We showed that the semantic intents of the flow matching is not affected by our safety modifications and the error between the safely generated distribution and the target distribution is bounded in the sense of Wasserstein distance.

Comprehensive safety analysis is provided in the paper and forward invariance of action chunk is guranteed in the denoising time.

Joint Velocity Profiles
Impact of the smoothing parameter on safety margin. Higher values of barrier correspond to larger safety margins.

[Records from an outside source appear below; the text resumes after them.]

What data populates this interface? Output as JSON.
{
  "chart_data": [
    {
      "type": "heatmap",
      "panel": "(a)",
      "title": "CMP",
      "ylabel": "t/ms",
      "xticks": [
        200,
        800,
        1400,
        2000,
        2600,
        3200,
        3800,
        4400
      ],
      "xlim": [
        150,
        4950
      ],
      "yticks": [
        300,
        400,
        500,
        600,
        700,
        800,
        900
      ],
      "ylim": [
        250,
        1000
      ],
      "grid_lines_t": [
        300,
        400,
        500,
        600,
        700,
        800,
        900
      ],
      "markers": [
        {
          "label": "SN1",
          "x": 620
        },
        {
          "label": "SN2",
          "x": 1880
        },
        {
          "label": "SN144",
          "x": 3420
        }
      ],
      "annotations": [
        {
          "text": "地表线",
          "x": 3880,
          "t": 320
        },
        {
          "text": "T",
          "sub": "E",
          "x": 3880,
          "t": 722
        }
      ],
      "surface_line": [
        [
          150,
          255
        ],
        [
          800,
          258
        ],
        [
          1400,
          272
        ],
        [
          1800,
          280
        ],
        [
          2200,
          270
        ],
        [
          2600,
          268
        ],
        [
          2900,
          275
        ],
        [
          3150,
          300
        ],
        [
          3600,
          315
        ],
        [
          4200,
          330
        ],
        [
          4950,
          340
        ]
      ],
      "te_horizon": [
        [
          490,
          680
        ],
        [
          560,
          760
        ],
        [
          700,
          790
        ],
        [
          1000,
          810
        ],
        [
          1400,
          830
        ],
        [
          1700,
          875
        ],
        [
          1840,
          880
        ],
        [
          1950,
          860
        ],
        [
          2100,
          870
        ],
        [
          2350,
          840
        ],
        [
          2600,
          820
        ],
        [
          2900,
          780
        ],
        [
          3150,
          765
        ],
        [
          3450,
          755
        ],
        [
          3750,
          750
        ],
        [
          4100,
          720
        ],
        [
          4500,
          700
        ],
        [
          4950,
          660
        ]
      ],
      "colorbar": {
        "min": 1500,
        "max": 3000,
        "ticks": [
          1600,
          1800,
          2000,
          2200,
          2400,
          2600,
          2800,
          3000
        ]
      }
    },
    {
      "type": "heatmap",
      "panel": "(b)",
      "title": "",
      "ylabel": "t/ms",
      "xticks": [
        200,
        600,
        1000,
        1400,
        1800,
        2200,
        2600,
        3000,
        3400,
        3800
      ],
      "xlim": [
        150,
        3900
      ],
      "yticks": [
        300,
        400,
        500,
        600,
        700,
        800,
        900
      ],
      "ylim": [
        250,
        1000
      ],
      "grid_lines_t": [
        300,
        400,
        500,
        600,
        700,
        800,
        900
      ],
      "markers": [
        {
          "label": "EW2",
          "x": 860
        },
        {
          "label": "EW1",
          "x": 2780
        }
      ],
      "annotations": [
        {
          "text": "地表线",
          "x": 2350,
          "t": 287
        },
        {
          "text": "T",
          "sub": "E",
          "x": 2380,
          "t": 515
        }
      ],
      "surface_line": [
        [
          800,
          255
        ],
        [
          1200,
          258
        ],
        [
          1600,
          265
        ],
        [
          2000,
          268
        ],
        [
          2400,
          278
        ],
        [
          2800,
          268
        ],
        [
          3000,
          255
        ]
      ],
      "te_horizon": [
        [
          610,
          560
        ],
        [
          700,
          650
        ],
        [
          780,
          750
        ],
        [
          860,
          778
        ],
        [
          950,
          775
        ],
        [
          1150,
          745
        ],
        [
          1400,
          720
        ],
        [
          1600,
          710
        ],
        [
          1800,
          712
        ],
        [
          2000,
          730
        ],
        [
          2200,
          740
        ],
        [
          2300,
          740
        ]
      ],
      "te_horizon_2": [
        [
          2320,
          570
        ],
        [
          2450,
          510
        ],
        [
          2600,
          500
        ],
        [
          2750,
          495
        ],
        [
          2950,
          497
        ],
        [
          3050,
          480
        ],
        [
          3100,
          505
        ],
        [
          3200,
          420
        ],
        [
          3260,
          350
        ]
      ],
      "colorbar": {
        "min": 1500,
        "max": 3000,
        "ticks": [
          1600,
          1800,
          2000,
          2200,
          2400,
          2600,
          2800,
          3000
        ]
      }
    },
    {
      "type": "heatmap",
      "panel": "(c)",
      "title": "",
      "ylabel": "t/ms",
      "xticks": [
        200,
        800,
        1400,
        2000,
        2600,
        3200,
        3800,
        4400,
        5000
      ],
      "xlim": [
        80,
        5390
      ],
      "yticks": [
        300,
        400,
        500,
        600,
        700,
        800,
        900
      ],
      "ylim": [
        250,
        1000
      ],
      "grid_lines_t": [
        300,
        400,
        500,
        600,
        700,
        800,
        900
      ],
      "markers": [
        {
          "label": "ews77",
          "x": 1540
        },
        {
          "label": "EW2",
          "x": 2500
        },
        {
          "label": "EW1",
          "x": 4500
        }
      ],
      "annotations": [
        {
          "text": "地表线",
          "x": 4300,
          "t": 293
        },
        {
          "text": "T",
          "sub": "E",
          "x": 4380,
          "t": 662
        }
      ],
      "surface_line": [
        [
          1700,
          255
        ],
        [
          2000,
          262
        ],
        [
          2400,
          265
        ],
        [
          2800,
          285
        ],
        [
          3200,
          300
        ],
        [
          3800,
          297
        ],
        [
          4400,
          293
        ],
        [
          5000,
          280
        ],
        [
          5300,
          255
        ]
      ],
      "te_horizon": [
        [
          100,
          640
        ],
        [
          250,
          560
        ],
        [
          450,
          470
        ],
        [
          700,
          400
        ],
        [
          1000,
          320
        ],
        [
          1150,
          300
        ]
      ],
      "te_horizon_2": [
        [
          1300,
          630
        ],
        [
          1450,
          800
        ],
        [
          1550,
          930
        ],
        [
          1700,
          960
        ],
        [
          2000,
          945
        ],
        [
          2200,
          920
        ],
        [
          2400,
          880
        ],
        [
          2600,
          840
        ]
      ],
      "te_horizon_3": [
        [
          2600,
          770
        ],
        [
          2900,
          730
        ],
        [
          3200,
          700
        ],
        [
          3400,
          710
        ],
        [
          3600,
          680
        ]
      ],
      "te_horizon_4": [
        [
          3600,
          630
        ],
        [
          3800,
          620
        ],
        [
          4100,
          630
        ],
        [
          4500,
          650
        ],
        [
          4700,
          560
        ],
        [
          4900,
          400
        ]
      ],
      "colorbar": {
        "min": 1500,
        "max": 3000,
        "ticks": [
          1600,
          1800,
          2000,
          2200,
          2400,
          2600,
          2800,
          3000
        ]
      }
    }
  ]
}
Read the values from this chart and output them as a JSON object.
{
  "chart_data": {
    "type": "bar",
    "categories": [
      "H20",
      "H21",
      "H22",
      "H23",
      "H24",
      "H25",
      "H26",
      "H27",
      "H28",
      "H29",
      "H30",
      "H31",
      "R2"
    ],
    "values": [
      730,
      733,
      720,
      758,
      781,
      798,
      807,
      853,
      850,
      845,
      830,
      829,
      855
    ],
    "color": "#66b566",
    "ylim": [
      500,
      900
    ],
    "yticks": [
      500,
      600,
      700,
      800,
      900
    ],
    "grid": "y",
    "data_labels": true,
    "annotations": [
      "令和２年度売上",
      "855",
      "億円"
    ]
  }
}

Trajectory Smoothing and Velocity Enforcement

Beyond collision avoidance, our formulation enables the direct optimization of the action chunk for physical feasibility. By incorporating a sparse finite-difference matrix D into the barrier function Quadratic Program (QP), we can:

  • Enforce Joint Velocity Limits: Hard constraints ensure that no joint command exceeds the physical limits of the SO-101 arm, preventing motor saturation.
  • Optimize for Smoothness: An additional cost term minimizes the difference between consecutive actions, significantly reducing jerky motions and improving the quality of the generated trajectory.

This integrated approach ensures that the "Safe VLA" trajectories are not only collision-free but also dynamically consistent and smooth for real-world execution.

Joint Velocity Profiles
Joint velocity profiles showing strict adherence to maximum limits (red dashed lines) and the resulting smooth path generated by the Action Expert.